Update: This post is featured on The Working/Learning Carnival along with several other interesting articles.
Marketing and training have certain similarities – gaining attention; getting your message across; and changing behaviour. When Seth Godin says that mass marketing is dead, I ask if mass training is far behind:
Marketing had an arc, one that started with personal, local interactions between real people and rapidly morphed into very corporate anonymous actions aimed at the unwilling masses.
Mass marketing really came into its own after the Second World War, and most prominently in the US:
With the foundations in place [high rate of savings, few consumer goods, end of war, interstate highway system], the “mass” aspects of marketing came into existence in the form of mass demand, massive stores, and mass communications.

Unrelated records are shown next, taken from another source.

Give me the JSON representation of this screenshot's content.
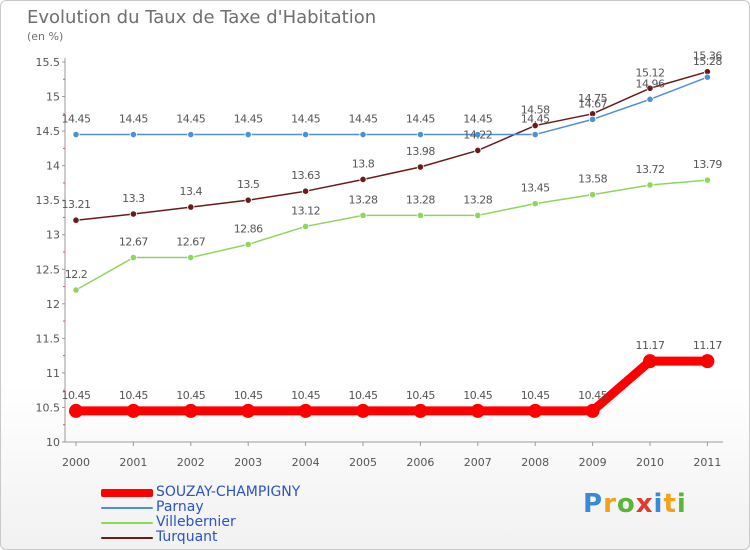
{
  "chart_data": {
    "type": "line",
    "title": "Evolution du Taux de Taxe d'Habitation",
    "subtitle": "(en %)",
    "categories": [
      "2000",
      "2001",
      "2002",
      "2003",
      "2004",
      "2005",
      "2006",
      "2007",
      "2008",
      "2009",
      "2010",
      "2011"
    ],
    "ylim": [
      10,
      15.5
    ],
    "yticks": [
      "10",
      "10.5",
      "11",
      "11.5",
      "12",
      "12.5",
      "13",
      "13.5",
      "14",
      "14.5",
      "15",
      "15.5"
    ],
    "grid": false,
    "legend_position": "bottom-left",
    "series": [
      {
        "name": "SOUZAY-CHAMPIGNY",
        "color": "#ff0000",
        "values": [
          10.45,
          10.45,
          10.45,
          10.45,
          10.45,
          10.45,
          10.45,
          10.45,
          10.45,
          10.45,
          11.17,
          11.17
        ],
        "labels": [
          "10.45",
          "10.45",
          "10.45",
          "10.45",
          "10.45",
          "10.45",
          "10.45",
          "10.45",
          "10.45",
          "10.45",
          "11.17",
          "11.17"
        ]
      },
      {
        "name": "Parnay",
        "color": "#4f8fd6",
        "values": [
          14.45,
          14.45,
          14.45,
          14.45,
          14.45,
          14.45,
          14.45,
          14.45,
          14.45,
          14.67,
          14.96,
          15.28
        ],
        "labels": [
          "14.45",
          "14.45",
          "14.45",
          "14.45",
          "14.45",
          "14.45",
          "14.45",
          "14.45",
          "14.45",
          "14.67",
          "14.96",
          "15.28"
        ]
      },
      {
        "name": "Villebernier",
        "color": "#8ed65c",
        "values": [
          12.2,
          12.67,
          12.67,
          12.86,
          13.12,
          13.28,
          13.28,
          13.28,
          13.45,
          13.58,
          13.72,
          13.79
        ],
        "labels": [
          "12.2",
          "12.67",
          "12.67",
          "12.86",
          "13.12",
          "13.28",
          "13.28",
          "13.28",
          "13.45",
          "13.58",
          "13.72",
          "13.79"
        ]
      },
      {
        "name": "Turquant",
        "color": "#6b1a1a",
        "values": [
          13.21,
          13.3,
          13.4,
          13.5,
          13.63,
          13.8,
          13.98,
          14.22,
          14.58,
          14.75,
          15.12,
          15.36
        ],
        "labels": [
          "13.21",
          "13.3",
          "13.4",
          "13.5",
          "13.63",
          "13.8",
          "13.98",
          "14.22",
          "14.58",
          "14.75",
          "15.12",
          "15.36"
        ]
      }
    ]
  },
  "logo": {
    "letters": [
      "P",
      "r",
      "o",
      "x",
      "i",
      "t",
      "i"
    ]
  }
}
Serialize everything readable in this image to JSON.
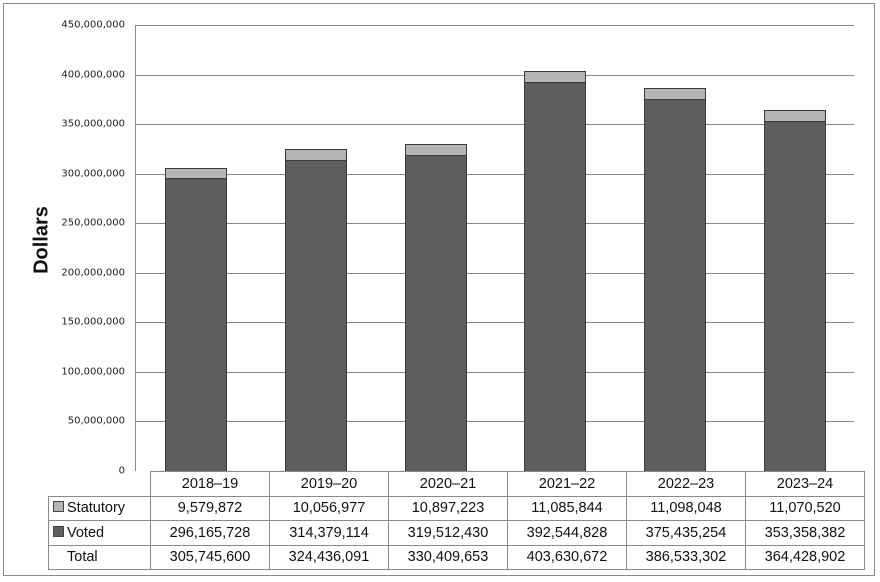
{
  "chart_data": {
    "type": "bar",
    "stacked": true,
    "title": "",
    "xlabel": "",
    "ylabel": "Dollars",
    "ylim": [
      0,
      450000000
    ],
    "yticks": [
      "0",
      "50,000,000",
      "100,000,000",
      "150,000,000",
      "200,000,000",
      "250,000,000",
      "300,000,000",
      "350,000,000",
      "400,000,000",
      "450,000,000"
    ],
    "grid": true,
    "legend_position": "table-below",
    "categories": [
      "2018–19",
      "2019–20",
      "2020–21",
      "2021–22",
      "2022–23",
      "2023–24"
    ],
    "series": [
      {
        "name": "Voted",
        "color": "#5e5e5e",
        "values": [
          296165728,
          314379114,
          319512430,
          392544828,
          375435254,
          353358382
        ]
      },
      {
        "name": "Statutory",
        "color": "#b5b5b5",
        "values": [
          9579872,
          10056977,
          10897223,
          11085844,
          11098048,
          11070520
        ]
      }
    ],
    "totals": [
      305745600,
      324436091,
      330409653,
      403630672,
      386533302,
      364428902
    ]
  },
  "axis": {
    "ylabel": "Dollars",
    "ticks": [
      "0",
      "50,000,000",
      "100,000,000",
      "150,000,000",
      "200,000,000",
      "250,000,000",
      "300,000,000",
      "350,000,000",
      "400,000,000",
      "450,000,000"
    ]
  },
  "table": {
    "headers": [
      "2018–19",
      "2019–20",
      "2020–21",
      "2021–22",
      "2022–23",
      "2023–24"
    ],
    "rows": [
      {
        "label": "Statutory",
        "values": [
          "9,579,872",
          "10,056,977",
          "10,897,223",
          "11,085,844",
          "11,098,048",
          "11,070,520"
        ]
      },
      {
        "label": "Voted",
        "values": [
          "296,165,728",
          "314,379,114",
          "319,512,430",
          "392,544,828",
          "375,435,254",
          "353,358,382"
        ]
      },
      {
        "label": "Total",
        "values": [
          "305,745,600",
          "324,436,091",
          "330,409,653",
          "403,630,672",
          "386,533,302",
          "364,428,902"
        ]
      }
    ]
  }
}
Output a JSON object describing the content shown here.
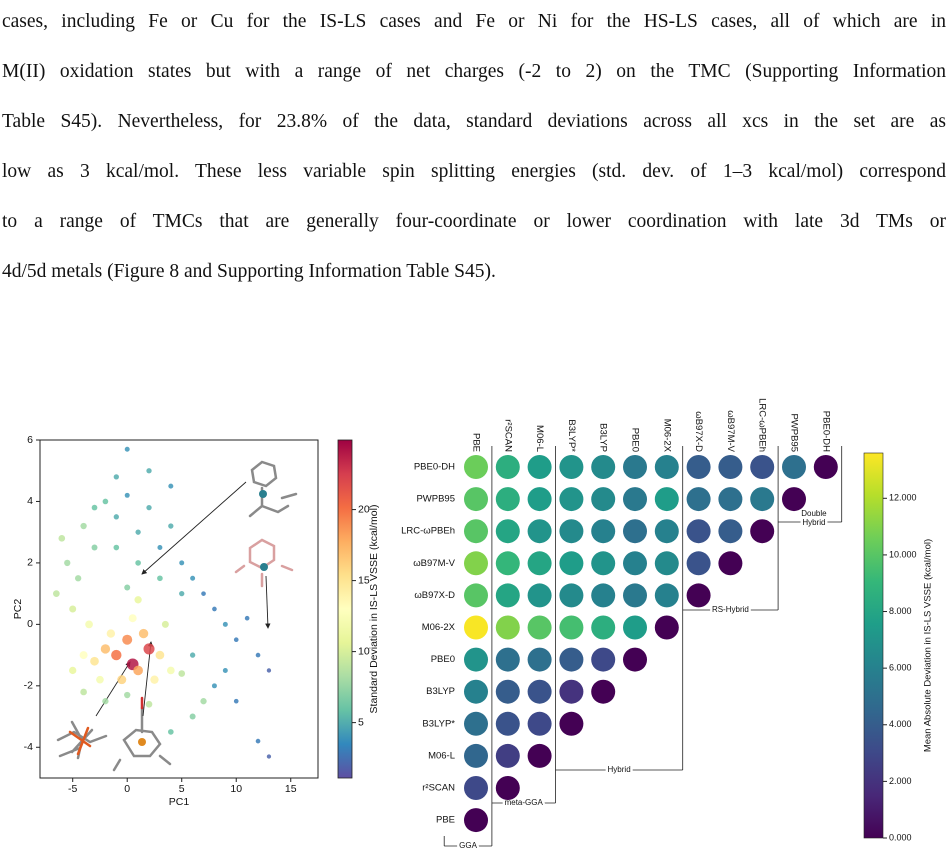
{
  "paragraph": [
    "cases, including Fe or Cu for the IS-LS cases and Fe or Ni for the HS-LS cases, all of which are in",
    "M(II) oxidation states but with a range of net charges (-2 to 2) on the TMC (Supporting Information",
    "Table S45). Nevertheless, for 23.8% of the data, standard deviations across all xcs in the set are as",
    "low as 3 kcal/mol. These less variable spin splitting energies (std. dev. of 1–3 kcal/mol) correspond",
    "to a range of TMCs that are generally four-coordinate or lower coordination with late 3d TMs or",
    "4d/5d metals (Figure 8 and Supporting Information Table S45)."
  ],
  "chart_data": [
    {
      "type": "scatter",
      "xlabel": "PC1",
      "ylabel": "PC2",
      "xlim": [
        -8,
        17.5
      ],
      "ylim": [
        -5,
        6
      ],
      "xticks": [
        -5,
        0,
        5,
        10,
        15
      ],
      "yticks": [
        -4,
        -2,
        0,
        2,
        4,
        6
      ],
      "x": [
        0.5,
        2,
        -1,
        0,
        1,
        -2,
        -3,
        1.5,
        3,
        -0.5,
        2.5,
        -1.5,
        0.5,
        -4,
        -2.5,
        4,
        -5,
        -3.5,
        1,
        3.5,
        -6,
        -5.5,
        -6.5,
        -4.5,
        -5,
        -4,
        -2,
        0,
        2,
        5,
        7,
        6,
        4,
        -3,
        -4,
        -2,
        -1,
        0,
        1,
        2,
        3,
        4,
        5,
        6,
        7,
        8,
        9,
        10,
        11,
        12,
        13,
        0,
        -1,
        2,
        4,
        5,
        3,
        1,
        -1,
        -3,
        0,
        8,
        10,
        12,
        13,
        6,
        9
      ],
      "y": [
        -1.3,
        -0.8,
        -1,
        -0.5,
        -1.5,
        -0.8,
        -1.2,
        -0.3,
        -1,
        -1.8,
        -1.8,
        -0.3,
        0.2,
        -1,
        -1.8,
        -1.5,
        -1.5,
        0,
        0.8,
        0,
        2.8,
        2,
        1,
        1.5,
        0.5,
        -2.2,
        -2.5,
        -2.3,
        -2.6,
        -1.6,
        -2.5,
        -3,
        -3.5,
        2.5,
        3.2,
        4,
        3.5,
        4.2,
        3,
        3.8,
        2.5,
        3.2,
        2,
        1.5,
        1,
        0.5,
        0,
        -0.5,
        0.2,
        -1,
        -1.5,
        5.7,
        4.8,
        5,
        4.5,
        1,
        1.5,
        2,
        2.5,
        3.8,
        1.2,
        -2,
        -2.5,
        -3.8,
        -4.3,
        -1,
        -1.5
      ],
      "color_values": [
        24,
        22,
        20,
        19,
        18,
        17,
        15,
        17,
        15,
        16,
        14,
        14,
        13,
        13,
        12,
        12,
        11,
        12,
        11,
        10,
        9,
        8,
        9,
        8,
        10,
        9,
        8,
        8,
        9,
        9,
        8,
        7,
        6,
        7,
        8,
        6,
        5,
        4,
        5,
        5,
        4,
        5,
        4,
        4,
        3,
        3,
        4,
        3,
        3,
        3,
        2,
        4,
        5,
        5,
        4,
        5,
        6,
        6,
        6,
        6,
        7,
        4,
        3,
        3,
        2,
        5,
        4
      ],
      "colormap": "Spectral_r",
      "clim": [
        1.1,
        24.9
      ],
      "colorbar_label": "Standard Deviation in IS-LS VSSE (kcal/mol)",
      "colorbar_ticks": [
        5,
        10,
        15,
        20
      ]
    },
    {
      "type": "heatmap",
      "rows": [
        "PBE0-DH",
        "PWPB95",
        "LRC-ωPBEh",
        "ωB97M-V",
        "ωB97X-D",
        "M06-2X",
        "PBE0",
        "B3LYP",
        "B3LYP*",
        "M06-L",
        "r²SCAN",
        "PBE"
      ],
      "columns": [
        "PBE",
        "r²SCAN",
        "M06-L",
        "B3LYP*",
        "B3LYP",
        "PBE0",
        "M06-2X",
        "ωB97X-D",
        "ωB97M-V",
        "LRC-ωPBEh",
        "PWPB95",
        "PBE0-DH"
      ],
      "values": [
        [
          10.5,
          8.5,
          7.5,
          7,
          6.5,
          5.5,
          6,
          4,
          4,
          3.5,
          5,
          0
        ],
        [
          10,
          8.5,
          7.5,
          7,
          6.5,
          5.5,
          7.5,
          5,
          5,
          5.5,
          0,
          null
        ],
        [
          10,
          8,
          7,
          6.5,
          6,
          5,
          6,
          3.5,
          4,
          0,
          null,
          null
        ],
        [
          11,
          9,
          8,
          7.5,
          7,
          6,
          6.5,
          3.5,
          0,
          null,
          null,
          null
        ],
        [
          10,
          8,
          7,
          6.5,
          6,
          5.5,
          6,
          0,
          null,
          null,
          null,
          null
        ],
        [
          13.5,
          11,
          10,
          9.5,
          8.5,
          7.5,
          0,
          null,
          null,
          null,
          null,
          null
        ],
        [
          7,
          5,
          5,
          4,
          3,
          0,
          null,
          null,
          null,
          null,
          null,
          null
        ],
        [
          6,
          4,
          3.5,
          2,
          0,
          null,
          null,
          null,
          null,
          null,
          null,
          null
        ],
        [
          5,
          3.5,
          3,
          0,
          null,
          null,
          null,
          null,
          null,
          null,
          null,
          null
        ],
        [
          4.5,
          2.5,
          0,
          null,
          null,
          null,
          null,
          null,
          null,
          null,
          null,
          null
        ],
        [
          3,
          0,
          null,
          null,
          null,
          null,
          null,
          null,
          null,
          null,
          null,
          null
        ],
        [
          0,
          null,
          null,
          null,
          null,
          null,
          null,
          null,
          null,
          null,
          null,
          null
        ]
      ],
      "colormap": "viridis",
      "clim": [
        0,
        13.6
      ],
      "colorbar_ticks": [
        {
          "value": 0,
          "label": "0.000"
        },
        {
          "value": 2,
          "label": "2.000"
        },
        {
          "value": 4,
          "label": "4.000"
        },
        {
          "value": 6,
          "label": "6.000"
        },
        {
          "value": 8,
          "label": "8.000"
        },
        {
          "value": 10,
          "label": "10.000"
        },
        {
          "value": 12,
          "label": "12.000"
        }
      ],
      "colorbar_label": "Mean Absolute Deviation in IS-LS VSSE (kcal/mol)",
      "groups": [
        "GGA",
        "meta-GGA",
        "Hybrid",
        "RS-Hybrid",
        [
          "Double",
          "Hybrid"
        ]
      ]
    }
  ]
}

Compare the rise of mass marketing to mass training. The wars (1914-1945) brought about the systems approach to training, the basis of instuctional system design (ISD), still used by the military and emulated by much corporate training. Both of these mass, one to many, systems appeared at about the same time. They were used to achieve economies of scale and depended upon good one-way communications systems. Both marketing and training at the mass level depend on a limited number of “channels” available to the individual. That has changed.
Why does Godin think that this is the end of mass marketing? Social media:
Social media’s growth in the last three years, though, gives marketers an inkling that there may be something else going on. Sure, they can run
spamads on Facebook, but they don’t work. Social media, it turns out, isn’t about aggregating audiences so you can yell at them about the junk you want to sell. Social media, in fact, is a basic human need, revealed digitally online. We want to be connected, to make a difference, to matter, to be missed. We want to belong, and yes, we want to be led.
Since many (most) people can easily connect with people and information, and are starting to find ways to make a difference in their learning, why would they want to follow a pre-set training program designed in a one-size-fits-all fashion? It actually goes against human nature. Each one of us wants to be unique.
Good trainers know how to personalize and contextualize their sessions, but social media can reinforce this continuously, not constrained by time or space. Successful organisations will move from a training focus, and even beyond a performance improvement focus, to a connecting and facilitating one, with tools such as social media to do this. In an always-on, totally connected work environment, how else could you help people to work and learn? You could design a new course, but that may no longer be a viable option in the near future.